The following short story was inspired by a poetry prompt. Last month in our third Thursday group meeting, we were given a suggestion to write a poem in a different dialect. After spending six months in Fargo, North Dakota, and listening to A Prairie Home Companion for years, the North Dakota Norwegian way of speaking came to mind. What started as a poem turned into flash fiction. Click this link to hear me read it.
WHEN TWO NORTH DAKOTA NORWEGIANS WATER COLOR
In their retirement, Nils and Astrid spent a lot of time painting since their children were grown and scattered across the country. They took art classes at the senior center in Fargo and worked on their assignments together at home. Their love of painting didn’t keep them from bickering, but they always made up.
That June day in 2015 was no different. They were sitting in their back yard. The early morning sun shone in a cloudless sky. Birds sang, and the flower bushes’ scent wafted across the lawn. As Nils dipped his brush into the small container of red paint a little too vigorously, it splattered onto the white picnic table. “ufta, oh darn,” he said.
His wife looked up and frowned at the splotch of red against white. “Well then, you spilled it, you clean it up.”
“So how come you’re so cranky then?”
“Cranky, I’m not cranky. I’m not the one who spilled the paint.”
“Yes you are. You’re cranky because I dripped a little red paint on your nice white table.”
“Who says I’m cranky? I’m not. So clean up that paint then.”
“You are cranky. Otherwise, you wouldn’t be so mad about me spilling the paint then.”

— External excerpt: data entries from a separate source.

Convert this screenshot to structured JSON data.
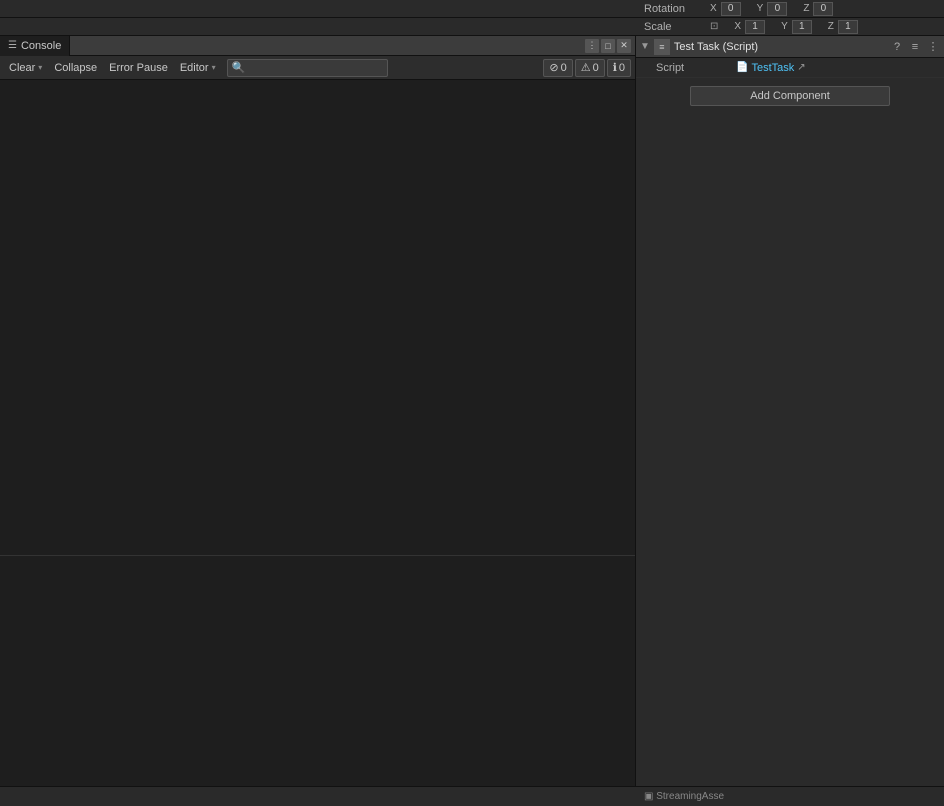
{
  "rotation_bar": {
    "rotation_label": "Rotation",
    "scale_label": "Scale",
    "x_label": "X",
    "y_label": "Y",
    "z_label": "Z",
    "rotation_x": "0",
    "rotation_y": "0",
    "rotation_z": "0",
    "scale_x": "1",
    "scale_y": "1",
    "scale_z": "1",
    "scale_icon": "⊡"
  },
  "console": {
    "tab_label": "Console",
    "tab_icon": "☰",
    "clear_label": "Clear",
    "clear_chevron": "▾",
    "collapse_label": "Collapse",
    "error_pause_label": "Error Pause",
    "editor_label": "Editor",
    "editor_chevron": "▾",
    "search_placeholder": "",
    "count_errors": "0",
    "count_warnings": "0",
    "count_info": "0",
    "error_icon": "⊘",
    "warning_icon": "⚠",
    "info_icon": "ℹ",
    "tab_dots_icon": "⋮",
    "tab_maximize_icon": "□",
    "tab_close_icon": "✕"
  },
  "inspector": {
    "component_title": "Test Task (Script)",
    "component_icon": "≡",
    "help_icon": "?",
    "settings_icon": "≡",
    "more_icon": "⋮",
    "script_label": "Script",
    "script_file_icon": "📄",
    "script_value": "TestTask",
    "open_icon": "↗",
    "add_component_label": "Add Component"
  },
  "status_bar": {
    "streaming_assets_text": "▣ StreamingAsse"
  }
}
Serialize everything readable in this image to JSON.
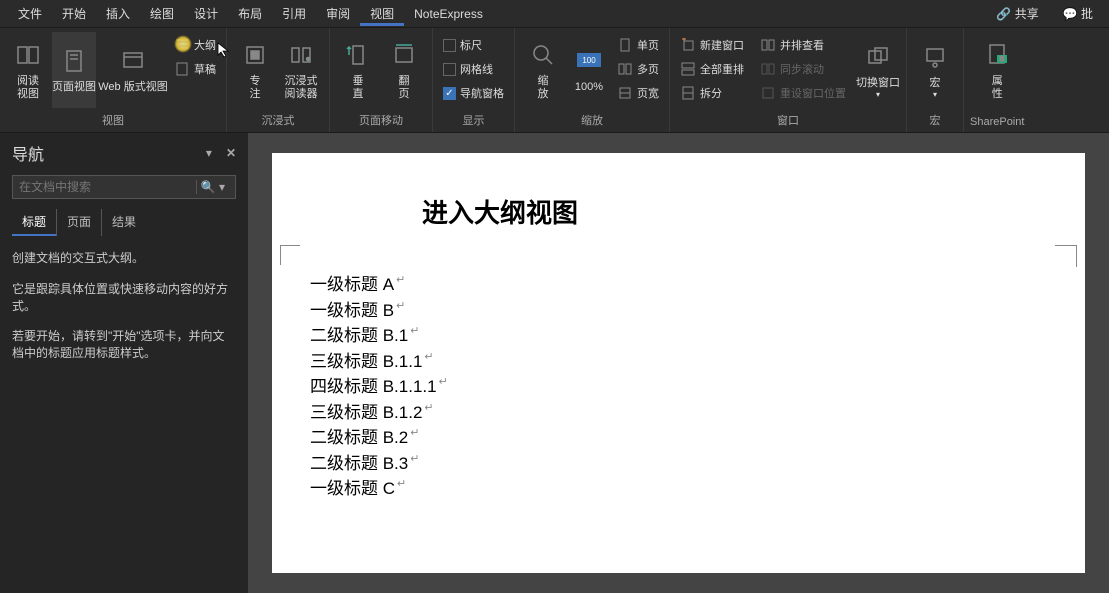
{
  "menus": [
    "文件",
    "开始",
    "插入",
    "绘图",
    "设计",
    "布局",
    "引用",
    "审阅",
    "视图",
    "NoteExpress"
  ],
  "active_menu": "视图",
  "top_right": {
    "share": "共享",
    "comments": "批"
  },
  "ribbon": {
    "views_group": {
      "label": "视图",
      "buttons": {
        "read": "阅读\n视图",
        "print": "页面视图",
        "web": "Web 版式视图",
        "outline": "大纲",
        "draft": "草稿"
      }
    },
    "immersive_group": {
      "label": "沉浸式",
      "focus": "专\n注",
      "reader": "沉浸式\n阅读器"
    },
    "page_move_group": {
      "label": "页面移动",
      "vertical": "垂\n直",
      "flip": "翻\n页"
    },
    "show_group": {
      "label": "显示",
      "ruler": "标尺",
      "gridlines": "网格线",
      "nav_pane": "导航窗格",
      "ruler_checked": false,
      "gridlines_checked": false,
      "nav_pane_checked": true
    },
    "zoom_group": {
      "label": "缩放",
      "zoom": "缩\n放",
      "hundred": "100%",
      "one_page": "单页",
      "multi_page": "多页",
      "page_width": "页宽"
    },
    "window_group": {
      "label": "窗口",
      "new_window": "新建窗口",
      "arrange_all": "全部重排",
      "split": "拆分",
      "side_by_side": "并排查看",
      "sync_scroll": "同步滚动",
      "reset_pos": "重设窗口位置",
      "switch": "切换窗口"
    },
    "macros_group": {
      "label": "宏",
      "macros": "宏"
    },
    "sharepoint_group": {
      "label": "SharePoint",
      "props": "属\n性"
    }
  },
  "nav": {
    "title": "导航",
    "search_placeholder": "在文档中搜索",
    "tabs": [
      "标题",
      "页面",
      "结果"
    ],
    "active_tab": "标题",
    "body_lines": [
      "创建文档的交互式大纲。",
      "它是跟踪具体位置或快速移动内容的好方式。",
      "若要开始，请转到\"开始\"选项卡，并向文档中的标题应用标题样式。"
    ]
  },
  "document": {
    "title": "进入大纲视图",
    "headings": [
      "一级标题 A",
      "一级标题 B",
      "二级标题 B.1",
      "三级标题 B.1.1",
      "四级标题 B.1.1.1",
      "三级标题 B.1.2",
      "二级标题 B.2",
      "二级标题 B.3",
      "一级标题 C"
    ]
  }
}
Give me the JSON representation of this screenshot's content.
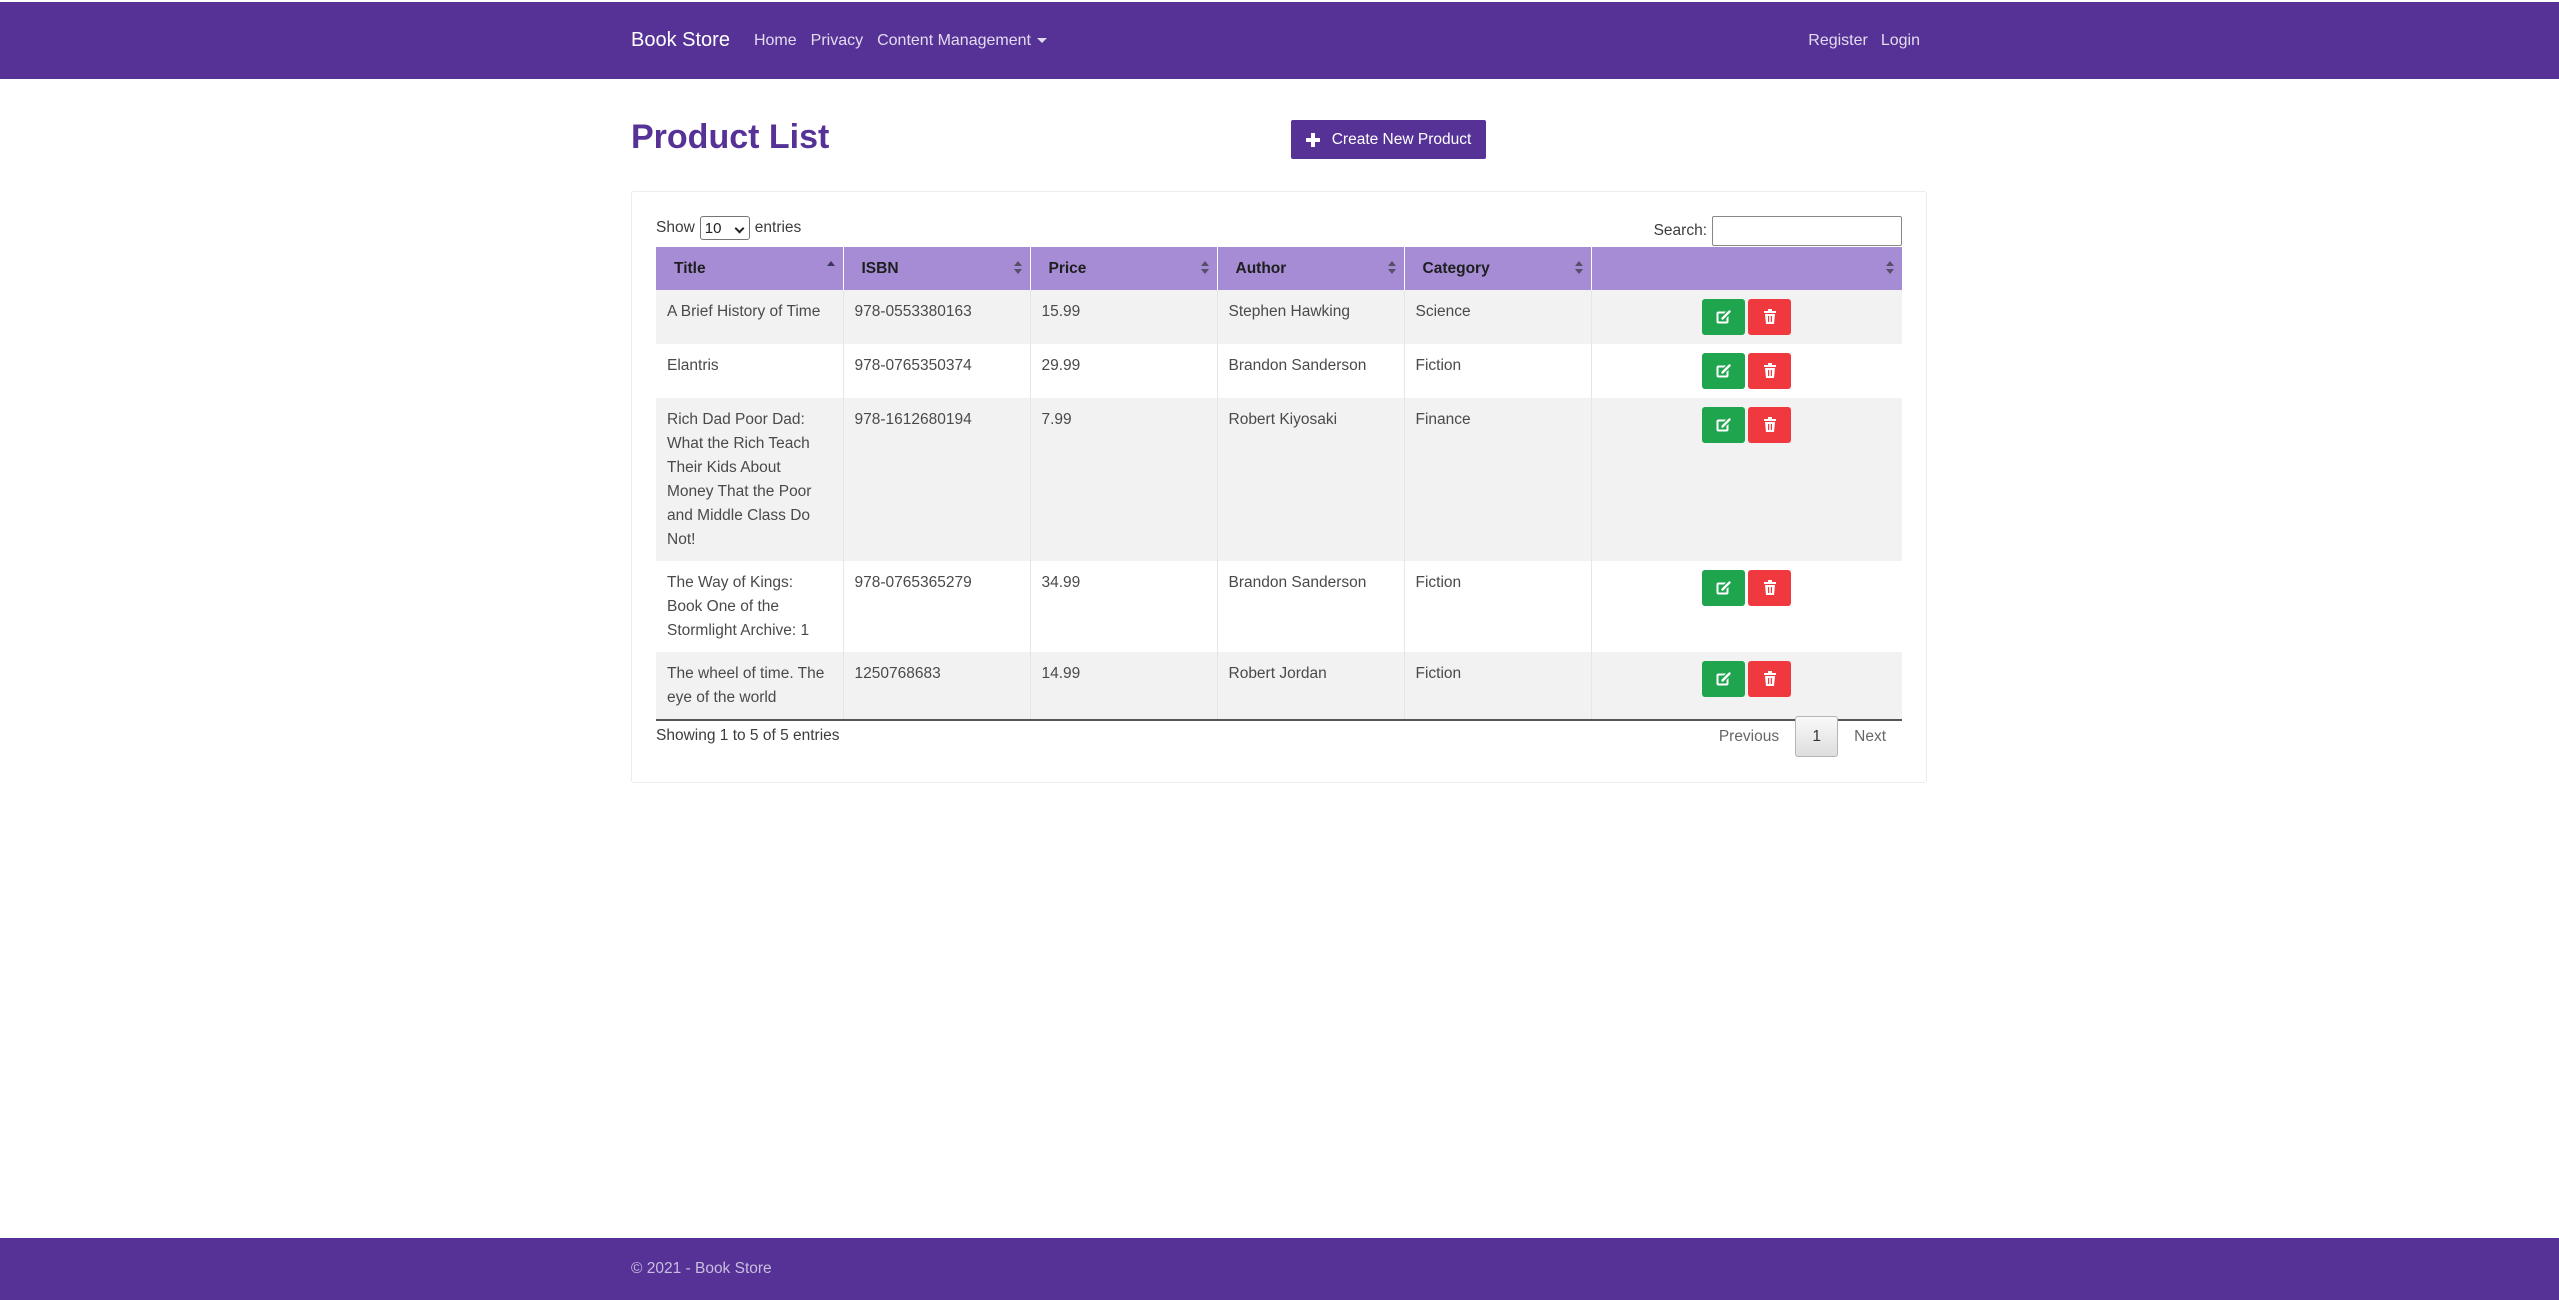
{
  "navbar": {
    "brand": "Book Store",
    "links": [
      "Home",
      "Privacy",
      "Content Management"
    ],
    "register": "Register",
    "login": "Login"
  },
  "header": {
    "title": "Product List",
    "create_label": "Create New Product"
  },
  "table_controls": {
    "show_label": "Show",
    "length_value": "10",
    "entries_label": "entries",
    "search_label": "Search:",
    "search_value": ""
  },
  "table": {
    "columns": [
      "Title",
      "ISBN",
      "Price",
      "Author",
      "Category",
      ""
    ],
    "rows": [
      {
        "title": "A Brief History of Time",
        "isbn": "978-0553380163",
        "price": "15.99",
        "author": "Stephen Hawking",
        "category": "Science"
      },
      {
        "title": "Elantris",
        "isbn": "978-0765350374",
        "price": "29.99",
        "author": "Brandon Sanderson",
        "category": "Fiction"
      },
      {
        "title": "Rich Dad Poor Dad: What the Rich Teach Their Kids About Money That the Poor and Middle Class Do Not!",
        "isbn": "978-1612680194",
        "price": "7.99",
        "author": "Robert Kiyosaki",
        "category": "Finance"
      },
      {
        "title": "The Way of Kings: Book One of the Stormlight Archive: 1",
        "isbn": "978-0765365279",
        "price": "34.99",
        "author": "Brandon Sanderson",
        "category": "Fiction"
      },
      {
        "title": "The wheel of time. The eye of the world",
        "isbn": "1250768683",
        "price": "14.99",
        "author": "Robert Jordan",
        "category": "Fiction"
      }
    ]
  },
  "pagination": {
    "info": "Showing 1 to 5 of 5 entries",
    "previous": "Previous",
    "current_page": "1",
    "next": "Next"
  },
  "footer": {
    "text": "© 2021 - Book Store"
  },
  "colors": {
    "brand_purple": "#563297",
    "header_lavender": "#a68cd4",
    "edit_green": "#1ea54e",
    "delete_red": "#f0393e"
  },
  "icons": {
    "create": "plus-icon",
    "edit": "edit-icon",
    "delete": "trash-icon"
  }
}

“Oh shut up then about that paint and clean it up already.”
“Why should I? You made me spill it then.”
“I did no such thing then.”
“Yes you did. You distracted me.”
“Oh ufta tufta, you poor thing. You can’t multi-task so you blame me then.”
“Yeah, so if you’re gonna be so gung ho about it, you can clean it up.”
“Me, I didn’t spill the paint. You did.”
“Yeah, but you made me spill it.”
“Did not, but just to shut you up, I’ll…” In her haste to pull herself off the picnic bench, she knocked over the small container of water between them. “Oh ufta tufta, look what you made me do. Now, we got a real mess on our hands, thanks to you.”
“Me, you’re the one who knocked over the water.”
“Yeah, well, you distracted me then.”
“Well, now you know how I felt when you distracted me, and I spilled the paint so let’s just get some paper towels and clean this mess up together, huh?” Nils stood, turned, and embraced his wife. She relaxed, and a moment later, they kissed.